One of the things I love doing is taking ideas from one discipline or arena of thought and transplanting them in another. Sometimes it’s too easy… accompany if you will into the business realm and the ideas concerning customers and the company orientation toward them. Don’t worry, I won’t have to reinterpret much, if anything — this is good stuff.

So a post by Christopher Carfi put me onto another by Fred Wilson… both fill out the picture — start with Wilson and move onto Carfi. But notice this:

“We” companies are built by and for a community of users. Everything (including profits) flows from this core value of serving the users. We companies and their profitability are incredibly sustainable.

“They” companies are traditional companies that seek to optimize profitability at the expense of everything else.
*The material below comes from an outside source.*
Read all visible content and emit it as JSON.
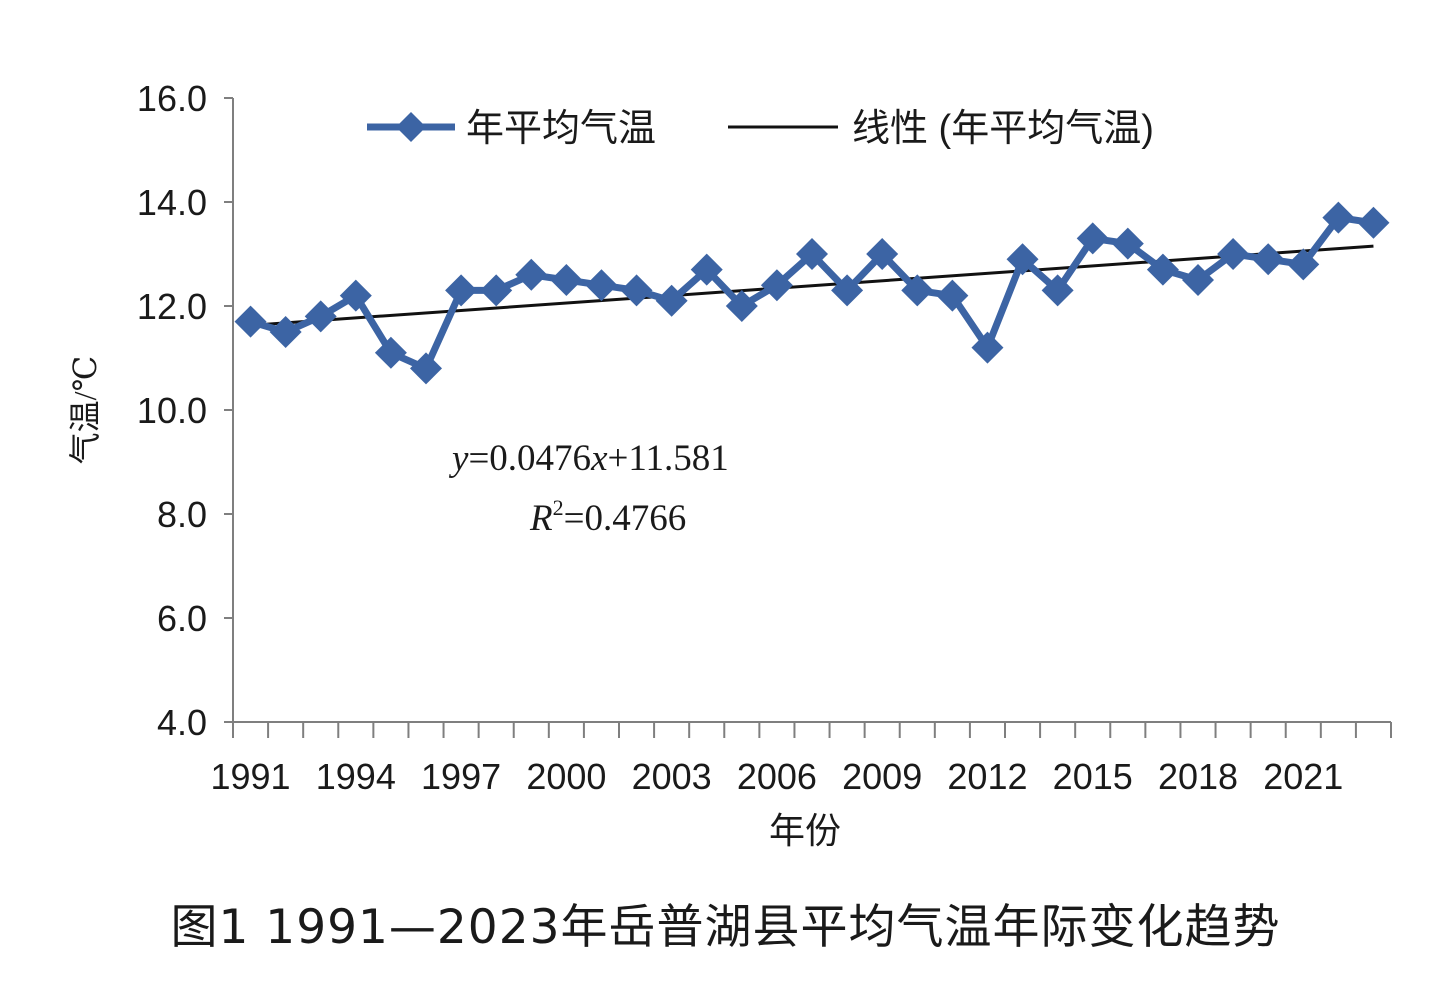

These businsses [sic] are not sustainable and they tend to overreach and ultimately end up in a long and steady decline.

Microsoft is the poster child for a “they” company.

Craigs List is the poster child for a “we” company.

Can you see where we’re headed? Do you want to build a “they” church or a “we” church? Oh, but there’s more… I’ve previously applied Metcalfe’s Law to social networks as well, but follow Christopher Carfi there as well. He draws it this way:

Transactions => Conversations => Relationships => Community

He writes, “Grow the community, and it’s possible for all community members to benefit.” In context he’s talking about corporate profit, but substitute the concept of accomplished objectives there. What I’m writing for Wikiklesia is my contention that the community needs to be non-hierarchical in order to function at its best. Craigslist vs. Microsoft. Let the users run the show, and everyone benefits exponentially: don’t leave it up to the few to do everything for the “others.” We, not They.